Bases: logging.Handler

Pass-through logging handler.

This is required for python <2.7.

Initializes the instance - basically setting the formatter to None and the filter list to empty.

emit(record)

Do nothing.

hdfs.config.catch(*error_classes)

Returns a decorator that catches errors and prints messages to stderr.

Parameters:*error_classes – Error classes.

Also exits with status 1 if any errors are caught.

Utilities

Common utilities.

class hdfs.util.AsyncWriter(consumer)

Bases: object

Asynchronous publisher-consumer.

Parameters:consumer – Function which takes a single generator as argument.

This class can be used to transform functions which expect a generator into file-like writer objects. This can make it possible to combine different APIs together more easily. For example, to send streaming requests:

import requests as rq

with AsyncWriter(lambda data: rq.post(URL, data=data)) as writer:
  writer.write('Hello, world!')
flush()

Pass-through implementation.

write(chunk)

Stream data to the underlying consumer.

Parameters:chunk – Bytes to write. These will be buffered in memory until the consumer reads them.
exception hdfs.util.HdfsError(message, *args)

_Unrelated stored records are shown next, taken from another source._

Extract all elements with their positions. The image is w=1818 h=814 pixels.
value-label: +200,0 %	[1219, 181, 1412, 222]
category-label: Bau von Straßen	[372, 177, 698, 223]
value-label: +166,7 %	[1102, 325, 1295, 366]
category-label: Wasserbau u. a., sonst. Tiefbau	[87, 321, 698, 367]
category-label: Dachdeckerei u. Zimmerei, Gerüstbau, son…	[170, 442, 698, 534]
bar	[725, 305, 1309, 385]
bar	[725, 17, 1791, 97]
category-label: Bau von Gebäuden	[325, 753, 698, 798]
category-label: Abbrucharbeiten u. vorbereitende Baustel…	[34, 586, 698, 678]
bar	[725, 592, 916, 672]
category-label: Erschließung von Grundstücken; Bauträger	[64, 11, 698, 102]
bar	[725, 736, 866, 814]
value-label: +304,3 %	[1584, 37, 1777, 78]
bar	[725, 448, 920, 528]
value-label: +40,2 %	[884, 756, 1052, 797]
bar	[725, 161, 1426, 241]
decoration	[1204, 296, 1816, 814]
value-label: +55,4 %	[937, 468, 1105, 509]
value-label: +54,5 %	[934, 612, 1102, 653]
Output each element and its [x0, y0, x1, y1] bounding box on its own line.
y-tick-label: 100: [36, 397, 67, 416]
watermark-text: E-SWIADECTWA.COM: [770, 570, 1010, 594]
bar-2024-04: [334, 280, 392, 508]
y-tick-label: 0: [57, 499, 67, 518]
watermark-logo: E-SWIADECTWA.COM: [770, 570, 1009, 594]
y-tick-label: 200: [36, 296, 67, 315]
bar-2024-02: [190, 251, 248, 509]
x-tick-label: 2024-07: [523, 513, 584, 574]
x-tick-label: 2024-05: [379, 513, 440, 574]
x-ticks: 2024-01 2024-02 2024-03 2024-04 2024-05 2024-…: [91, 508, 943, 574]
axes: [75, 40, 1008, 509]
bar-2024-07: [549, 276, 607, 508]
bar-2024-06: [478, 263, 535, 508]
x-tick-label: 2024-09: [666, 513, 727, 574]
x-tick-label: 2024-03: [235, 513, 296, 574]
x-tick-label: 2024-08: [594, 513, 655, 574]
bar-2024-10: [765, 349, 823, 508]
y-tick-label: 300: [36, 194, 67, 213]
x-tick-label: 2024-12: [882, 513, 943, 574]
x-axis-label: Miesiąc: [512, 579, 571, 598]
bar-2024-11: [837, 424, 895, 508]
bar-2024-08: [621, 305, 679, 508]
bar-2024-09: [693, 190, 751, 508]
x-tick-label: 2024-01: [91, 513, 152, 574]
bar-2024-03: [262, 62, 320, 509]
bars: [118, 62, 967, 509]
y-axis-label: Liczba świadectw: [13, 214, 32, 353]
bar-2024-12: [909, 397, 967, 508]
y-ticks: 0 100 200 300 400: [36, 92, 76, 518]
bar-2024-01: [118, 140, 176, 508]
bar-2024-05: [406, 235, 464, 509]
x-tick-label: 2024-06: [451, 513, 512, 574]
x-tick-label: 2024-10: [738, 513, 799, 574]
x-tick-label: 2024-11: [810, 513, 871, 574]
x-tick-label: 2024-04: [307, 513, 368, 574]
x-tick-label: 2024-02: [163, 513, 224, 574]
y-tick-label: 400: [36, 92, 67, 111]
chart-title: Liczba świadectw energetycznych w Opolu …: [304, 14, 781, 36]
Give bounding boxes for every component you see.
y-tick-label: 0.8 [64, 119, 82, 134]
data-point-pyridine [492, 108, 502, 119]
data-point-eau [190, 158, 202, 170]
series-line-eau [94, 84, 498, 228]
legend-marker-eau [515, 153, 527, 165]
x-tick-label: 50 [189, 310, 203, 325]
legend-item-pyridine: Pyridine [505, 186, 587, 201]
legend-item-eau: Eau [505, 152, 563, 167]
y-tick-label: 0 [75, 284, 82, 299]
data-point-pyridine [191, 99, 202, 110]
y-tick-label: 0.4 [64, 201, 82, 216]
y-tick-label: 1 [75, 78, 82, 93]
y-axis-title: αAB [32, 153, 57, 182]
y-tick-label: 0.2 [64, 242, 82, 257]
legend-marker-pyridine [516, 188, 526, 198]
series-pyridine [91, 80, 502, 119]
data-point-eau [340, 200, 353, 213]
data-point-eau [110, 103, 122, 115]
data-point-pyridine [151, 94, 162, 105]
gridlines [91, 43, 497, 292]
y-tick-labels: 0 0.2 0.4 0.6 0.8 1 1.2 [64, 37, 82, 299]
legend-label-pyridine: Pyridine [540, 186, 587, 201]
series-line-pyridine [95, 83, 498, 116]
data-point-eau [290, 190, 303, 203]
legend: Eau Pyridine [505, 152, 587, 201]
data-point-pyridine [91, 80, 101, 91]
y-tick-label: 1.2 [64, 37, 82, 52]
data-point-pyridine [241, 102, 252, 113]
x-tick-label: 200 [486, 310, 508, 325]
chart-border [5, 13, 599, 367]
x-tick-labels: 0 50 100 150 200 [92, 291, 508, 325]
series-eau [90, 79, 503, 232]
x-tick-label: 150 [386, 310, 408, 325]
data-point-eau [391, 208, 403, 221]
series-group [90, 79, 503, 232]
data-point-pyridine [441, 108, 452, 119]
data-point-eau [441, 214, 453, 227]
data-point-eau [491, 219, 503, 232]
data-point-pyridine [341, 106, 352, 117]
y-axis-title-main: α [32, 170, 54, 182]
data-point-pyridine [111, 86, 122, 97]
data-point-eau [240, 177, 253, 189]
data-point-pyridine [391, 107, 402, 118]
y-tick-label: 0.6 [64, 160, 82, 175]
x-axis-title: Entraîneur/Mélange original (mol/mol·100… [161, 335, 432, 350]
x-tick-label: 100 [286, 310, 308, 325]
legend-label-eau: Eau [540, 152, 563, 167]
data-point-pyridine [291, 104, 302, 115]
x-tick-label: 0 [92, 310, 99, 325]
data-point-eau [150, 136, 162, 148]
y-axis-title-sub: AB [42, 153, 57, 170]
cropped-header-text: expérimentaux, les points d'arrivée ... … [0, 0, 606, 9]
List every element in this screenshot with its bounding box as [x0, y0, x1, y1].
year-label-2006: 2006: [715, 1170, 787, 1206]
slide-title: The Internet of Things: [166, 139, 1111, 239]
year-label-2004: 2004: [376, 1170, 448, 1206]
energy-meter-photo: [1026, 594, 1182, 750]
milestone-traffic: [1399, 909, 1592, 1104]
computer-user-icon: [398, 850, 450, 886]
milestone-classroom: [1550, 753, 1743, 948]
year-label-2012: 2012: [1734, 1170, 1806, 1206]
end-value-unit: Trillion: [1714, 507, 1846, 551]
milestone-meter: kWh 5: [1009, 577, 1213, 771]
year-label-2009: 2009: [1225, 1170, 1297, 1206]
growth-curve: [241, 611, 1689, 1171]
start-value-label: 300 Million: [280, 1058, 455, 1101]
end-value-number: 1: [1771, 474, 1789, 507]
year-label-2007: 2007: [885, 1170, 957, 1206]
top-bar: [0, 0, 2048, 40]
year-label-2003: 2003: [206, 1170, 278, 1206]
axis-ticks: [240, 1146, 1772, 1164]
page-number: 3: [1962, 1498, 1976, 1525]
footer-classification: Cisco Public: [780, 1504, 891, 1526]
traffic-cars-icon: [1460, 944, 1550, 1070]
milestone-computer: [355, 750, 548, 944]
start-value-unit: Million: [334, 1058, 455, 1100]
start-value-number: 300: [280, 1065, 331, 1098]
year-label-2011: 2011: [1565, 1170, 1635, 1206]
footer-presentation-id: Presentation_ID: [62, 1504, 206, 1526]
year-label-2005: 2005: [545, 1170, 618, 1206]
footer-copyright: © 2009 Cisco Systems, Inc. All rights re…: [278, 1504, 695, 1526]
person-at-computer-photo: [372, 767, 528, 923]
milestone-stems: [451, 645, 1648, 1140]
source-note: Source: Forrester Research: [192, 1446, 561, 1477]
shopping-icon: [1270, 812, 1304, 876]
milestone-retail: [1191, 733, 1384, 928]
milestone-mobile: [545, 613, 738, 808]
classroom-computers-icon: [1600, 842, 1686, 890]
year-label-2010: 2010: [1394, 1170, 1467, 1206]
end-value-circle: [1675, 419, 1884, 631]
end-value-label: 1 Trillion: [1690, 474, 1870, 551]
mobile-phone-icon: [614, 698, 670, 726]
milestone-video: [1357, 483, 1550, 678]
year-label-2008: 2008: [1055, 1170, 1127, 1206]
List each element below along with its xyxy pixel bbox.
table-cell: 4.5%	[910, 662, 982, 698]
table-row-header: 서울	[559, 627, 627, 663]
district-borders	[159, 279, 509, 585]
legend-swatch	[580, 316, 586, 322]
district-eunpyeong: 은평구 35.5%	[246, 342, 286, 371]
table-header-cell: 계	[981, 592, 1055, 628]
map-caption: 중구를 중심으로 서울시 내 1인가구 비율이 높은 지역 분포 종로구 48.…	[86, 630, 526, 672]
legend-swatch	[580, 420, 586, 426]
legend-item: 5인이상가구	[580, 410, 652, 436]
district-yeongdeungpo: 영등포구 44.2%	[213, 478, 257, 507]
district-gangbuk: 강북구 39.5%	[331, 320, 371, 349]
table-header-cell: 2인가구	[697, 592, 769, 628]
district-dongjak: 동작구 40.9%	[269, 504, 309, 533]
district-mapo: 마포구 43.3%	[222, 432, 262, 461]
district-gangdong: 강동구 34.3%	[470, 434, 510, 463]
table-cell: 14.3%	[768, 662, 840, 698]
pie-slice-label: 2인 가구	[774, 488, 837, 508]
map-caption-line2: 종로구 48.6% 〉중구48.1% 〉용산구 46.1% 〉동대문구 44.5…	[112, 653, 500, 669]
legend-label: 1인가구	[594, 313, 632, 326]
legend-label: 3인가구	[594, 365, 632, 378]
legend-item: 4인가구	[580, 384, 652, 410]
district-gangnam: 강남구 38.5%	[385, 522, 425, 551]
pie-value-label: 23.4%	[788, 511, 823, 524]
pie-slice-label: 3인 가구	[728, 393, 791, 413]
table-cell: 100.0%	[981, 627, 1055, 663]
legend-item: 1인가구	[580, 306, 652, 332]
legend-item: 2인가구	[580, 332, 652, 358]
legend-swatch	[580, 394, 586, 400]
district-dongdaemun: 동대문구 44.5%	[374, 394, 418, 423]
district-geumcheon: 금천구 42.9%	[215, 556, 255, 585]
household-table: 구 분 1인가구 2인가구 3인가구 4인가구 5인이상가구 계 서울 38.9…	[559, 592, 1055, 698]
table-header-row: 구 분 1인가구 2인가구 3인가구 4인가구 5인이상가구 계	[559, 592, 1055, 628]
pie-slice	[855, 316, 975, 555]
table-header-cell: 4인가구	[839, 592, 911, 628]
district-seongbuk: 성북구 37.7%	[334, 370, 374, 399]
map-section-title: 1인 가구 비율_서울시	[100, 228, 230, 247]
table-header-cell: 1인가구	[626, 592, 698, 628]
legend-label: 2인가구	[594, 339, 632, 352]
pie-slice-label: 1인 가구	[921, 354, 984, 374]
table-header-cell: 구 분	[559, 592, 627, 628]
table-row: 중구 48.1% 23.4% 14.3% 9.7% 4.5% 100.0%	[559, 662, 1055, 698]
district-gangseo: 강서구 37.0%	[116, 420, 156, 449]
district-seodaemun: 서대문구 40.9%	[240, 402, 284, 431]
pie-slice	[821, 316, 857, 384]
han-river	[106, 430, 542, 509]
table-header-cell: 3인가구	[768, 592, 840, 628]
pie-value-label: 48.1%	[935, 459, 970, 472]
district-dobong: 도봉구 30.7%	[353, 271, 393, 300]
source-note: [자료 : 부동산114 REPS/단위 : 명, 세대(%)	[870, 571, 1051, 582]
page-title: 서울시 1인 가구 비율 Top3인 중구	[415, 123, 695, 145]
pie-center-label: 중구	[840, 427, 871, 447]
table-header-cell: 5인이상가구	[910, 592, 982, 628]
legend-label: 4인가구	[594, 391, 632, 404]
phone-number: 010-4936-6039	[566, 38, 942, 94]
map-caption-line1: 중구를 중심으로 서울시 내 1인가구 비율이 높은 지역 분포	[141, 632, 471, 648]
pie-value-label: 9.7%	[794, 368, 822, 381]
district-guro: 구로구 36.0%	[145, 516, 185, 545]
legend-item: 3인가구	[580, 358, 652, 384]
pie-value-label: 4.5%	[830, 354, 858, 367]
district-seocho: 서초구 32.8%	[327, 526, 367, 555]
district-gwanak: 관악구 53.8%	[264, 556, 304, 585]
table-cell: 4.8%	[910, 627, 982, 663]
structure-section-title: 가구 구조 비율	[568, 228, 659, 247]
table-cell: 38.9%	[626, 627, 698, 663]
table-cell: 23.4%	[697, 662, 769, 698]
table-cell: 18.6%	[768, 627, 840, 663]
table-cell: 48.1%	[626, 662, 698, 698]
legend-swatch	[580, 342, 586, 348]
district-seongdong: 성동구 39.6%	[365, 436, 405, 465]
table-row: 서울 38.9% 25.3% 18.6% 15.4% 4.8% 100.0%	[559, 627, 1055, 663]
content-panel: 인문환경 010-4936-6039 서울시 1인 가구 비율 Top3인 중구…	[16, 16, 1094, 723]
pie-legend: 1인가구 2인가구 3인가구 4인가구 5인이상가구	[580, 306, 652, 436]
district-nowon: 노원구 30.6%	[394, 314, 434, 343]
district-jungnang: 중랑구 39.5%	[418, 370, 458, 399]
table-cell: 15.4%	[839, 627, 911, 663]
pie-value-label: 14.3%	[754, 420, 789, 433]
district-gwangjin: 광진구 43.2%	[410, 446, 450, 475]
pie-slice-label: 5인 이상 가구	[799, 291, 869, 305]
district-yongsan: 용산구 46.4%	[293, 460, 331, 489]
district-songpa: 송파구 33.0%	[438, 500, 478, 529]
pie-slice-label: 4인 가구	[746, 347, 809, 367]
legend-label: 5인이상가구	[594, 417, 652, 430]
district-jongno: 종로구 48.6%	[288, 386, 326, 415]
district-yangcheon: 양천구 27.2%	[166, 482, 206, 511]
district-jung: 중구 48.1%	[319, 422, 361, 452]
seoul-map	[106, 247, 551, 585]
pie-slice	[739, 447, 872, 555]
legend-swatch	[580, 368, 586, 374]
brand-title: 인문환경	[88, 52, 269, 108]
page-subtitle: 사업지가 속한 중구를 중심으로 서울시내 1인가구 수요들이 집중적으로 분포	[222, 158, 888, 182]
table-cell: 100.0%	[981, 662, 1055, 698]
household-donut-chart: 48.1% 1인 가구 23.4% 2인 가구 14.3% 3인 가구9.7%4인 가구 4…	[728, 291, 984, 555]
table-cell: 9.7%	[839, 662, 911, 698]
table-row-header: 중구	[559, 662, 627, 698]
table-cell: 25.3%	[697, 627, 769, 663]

Bases: exceptions.Exception

Base error class.

Parameters:
  • message – Error message.
  • args – optional Message formatting arguments.
hdfs.util.temppath(*args, **kwds)

Create a temporary path.

Parameters:dpath – Explicit directory name where to create the temporary path. A system dependent default will be used otherwise (cf. tempfile.mkstemp).

Usage:

with temppath() as path:
  pass # do stuff

Any file or directory corresponding to the path will be automatically deleted afterwards.